Le Président allemand « demande pardon » pour la persécution des homosexuels sous le IIIe Reich et après guerre

En 2008, l’Allemagne inaugurait en plein cœur de Berlin un monument en mémoire des homosexuels persécutés par les nazis et des décennies après par la République fédérale (RFA) et démocratique allemande (RDA). 50 000 hommes, selon les estimations, condamnés sur la base d’un article de 1872, resté en vigueur jusqu’en 1994.

« L’état a infligé de graves souffrances à toutes ces personnes », s’est indigné dans son discours le Président allemand, Frank-Walter Steinmeier, lors d’une commémoration au Tiergarten, ce dimanche 3 juin.

« Je demande pardon pour toutes les souffrances et injustices commises, et pour le long silence qui a suivi ! La fin de la guerre, en mai 1945, n’aura pas vraiment été un jour de libération pour tous ! »

Il aura effectivement fallu attendre l’an 2000 pour que le Bundestag adopte une résolution et 2003, pour que le monument soit envisagé, avec cette inscription rappelant que dans de nombreuses parties du monde encore aujourd’hui, des hommes et des femmes sont réprimés « en raison de leur identité sexuelle. »

La sculpture est signée du duo d’artistes danois-norvégien Michael Elmgreen et Ingar Dragset.

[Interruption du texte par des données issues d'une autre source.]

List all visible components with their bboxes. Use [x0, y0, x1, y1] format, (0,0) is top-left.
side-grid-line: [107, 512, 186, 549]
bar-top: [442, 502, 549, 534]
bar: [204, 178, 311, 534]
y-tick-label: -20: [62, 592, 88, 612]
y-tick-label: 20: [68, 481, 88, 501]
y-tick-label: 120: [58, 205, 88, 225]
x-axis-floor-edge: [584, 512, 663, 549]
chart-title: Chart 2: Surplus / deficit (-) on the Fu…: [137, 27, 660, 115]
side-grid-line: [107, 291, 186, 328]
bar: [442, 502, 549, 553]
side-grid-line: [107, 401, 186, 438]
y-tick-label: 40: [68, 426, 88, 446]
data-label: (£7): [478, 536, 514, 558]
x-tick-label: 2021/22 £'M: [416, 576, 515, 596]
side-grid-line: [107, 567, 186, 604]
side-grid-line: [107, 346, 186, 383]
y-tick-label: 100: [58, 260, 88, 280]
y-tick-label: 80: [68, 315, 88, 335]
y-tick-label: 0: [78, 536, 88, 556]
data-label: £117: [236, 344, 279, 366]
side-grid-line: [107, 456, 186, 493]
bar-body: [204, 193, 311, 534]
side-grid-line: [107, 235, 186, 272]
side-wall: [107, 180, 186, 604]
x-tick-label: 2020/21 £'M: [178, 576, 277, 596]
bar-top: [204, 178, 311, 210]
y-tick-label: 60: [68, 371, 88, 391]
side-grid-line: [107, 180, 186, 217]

« Le pays a mis du temps à vous rendre votre dignité. Elle est désormais inviolable. Homosexuels, lesbiennes, bisexuels ou queers, trans et personnes intersexes, vous êtes sous la protection de l’état. Mais comment se réjouir, lorsque les injures et violences homophobes continuent de résonner dans les cours de nos écoles ? », a insisté M. Steinmeier, dénonçant indirectement les provocations du co-dirigeant du parti allemand d’extrême droite (AfD), Alexander Gauland, 77 ans, qui a estimé la veille, qu’« Hitler et les nationaux-socialistes n’étaient qu’une fiente dans un millénaire allemand glorieux ». 50 millions de victimes balayées.

« Il faut se souvenir de l’histoire avec honnêteté, se corriger et présenter des excuses, lorsque nécessaire. C’est l’une des forces de la démocratie », a conclu le président Steinmeier.

En juin 2017, le pays a adopté un texte prévoyant une indemnisation forfaitaire par condamnation et par année de détention, ainsi que le financement à hauteur de 500 000 euros d’une fondation spécialisée dans le travail de mémoire sur le sujet. Peu après, les députés votaient, à 393 voix contre 226, la loi ouvrant le mariage à tous les couples.